Only the bride and groom pass under the arch. It is also traditional at the wedding reception for the wedding cake to be cut with a saber or sword.

==Germany and Austria==
In Germany and Austria, saber arches are commonly employed by various types of male-only Studentenverbindungen (student fraternities).

At weddings, the current officials – usually a team of three – salute their newlywed member and his bride by a single arch featuring a flag just outside the church. No further protocol is common.

In a similar fashion, the aforementioned officials salute their deceased brothers at funerals. Usually walking directly behind the coffin bearers in the procession, they surround the grave from three sides at the graveyard. The saber arch is then presented from both sides, and the flag is raised above the head of the corpse. As the coffin is lowered into the earth, both the saber arch and the flag follow him, usually resting there while last words are uttered.

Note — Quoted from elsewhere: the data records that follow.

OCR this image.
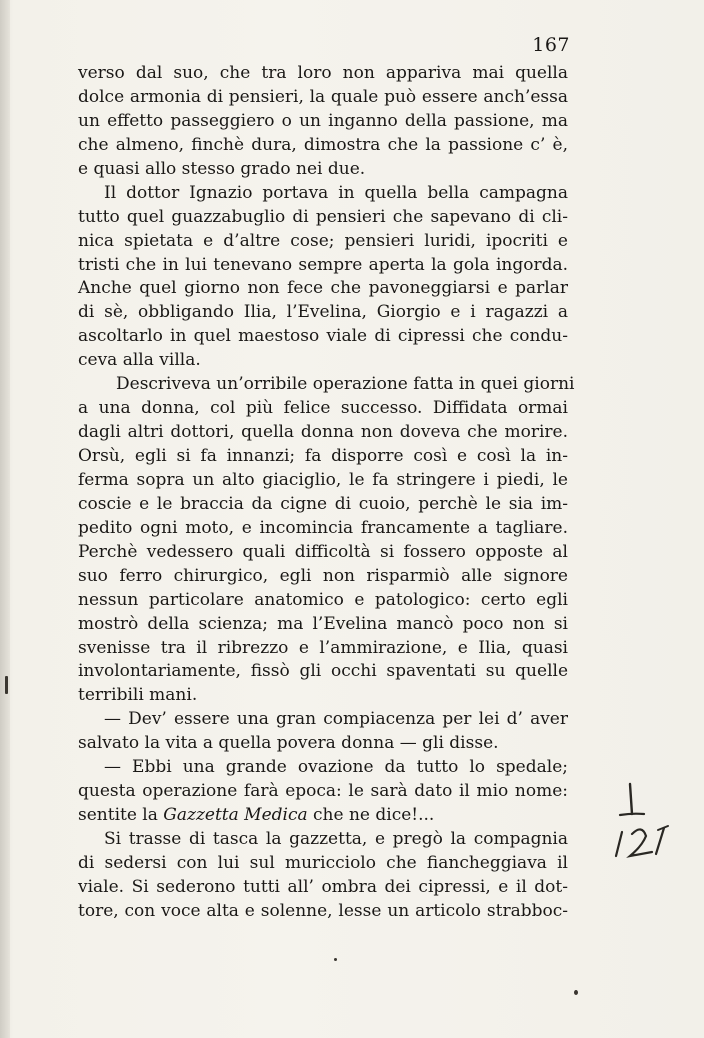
167
verso dal suo, che tra loro non appariva mai quella
dolce armonia di pensieri, la quale può essere anch’essa
un effetto passeggiero o un inganno della passione, ma
che almeno, finchè dura, dimostra che la passione c’ è,
e quasi allo stesso grado nei due.
Il dottor Ignazio portava in quella bella campagna
tutto quel guazzabuglio di pensieri che sapevano di cli-
nica spietata e d’altre cose; pensieri luridi, ipocriti e
tristi che in lui tenevano sempre aperta la gola ingorda.
Anche quel giorno non fece che pavoneggiarsi e parlar
di sè, obbligando Ilia, l’Evelina, Giorgio e i ragazzi a
ascoltarlo in quel maestoso viale di cipressi che condu-
ceva alla villa.
Descriveva un’orribile operazione fatta in quei giorni
a una donna, col più felice successo. Diffidata ormai
dagli altri dottori, quella donna non doveva che morire.
Orsù, egli si fa innanzi; fa disporre così e così la in-
ferma sopra un alto giaciglio, le fa stringere i piedi, le
coscie e le braccia da cigne di cuoio, perchè le sia im-
pedito ogni moto, e incomincia francamente a tagliare.
Perchè vedessero quali difficoltà si fossero opposte al
suo ferro chirurgico, egli non risparmiò alle signore
nessun particolare anatomico e patologico: certo egli
mostrò della scienza; ma l’Evelina mancò poco non si
svenisse tra il ribrezzo e l’ammirazione, e Ilia, quasi
involontariamente, fissò gli occhi spaventati su quelle
terribili mani.
— Dev’ essere una gran compiacenza per lei d’ aver
salvato la vita a quella povera donna — gli disse.
— Ebbi una grande ovazione da tutto lo spedale;
questa operazione farà epoca: le sarà dato il mio nome:
sentite la Gazzetta Medica che ne dice!...
Si trasse di tasca la gazzetta, e pregò la compagnia
di sedersi con lui sul muricciolo che fiancheggiava il
viale. Si sederono tutti all’ ombra dei cipressi, e il dot-
tore, con voce alta e solenne, lesse un articolo strabboc-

Sabers are commonly held by the first and second member in charge, whereas the third highest-ranking member presents the flag, usually displaying the fraternity's characteristic colors or coat of arms. The process is inspired by military traditions, as early Studentenverbindungen consisted mostly of officers or aristocrats. The uniforms worn are usually derived from those employed in the Polish revolution of 1830 and are complete with hat, sash and jacket in the fraternity's colors, white pants, riding boots with spurs and white gloves.

==Indonesia==
In Indonesia, this ceremony is known as "Pedang Pora". This ceremony is done on weddings of a military or police officer as either the groom or the bride. Other uniformed services also have a similar ceremony for an officer's wedding ceremony.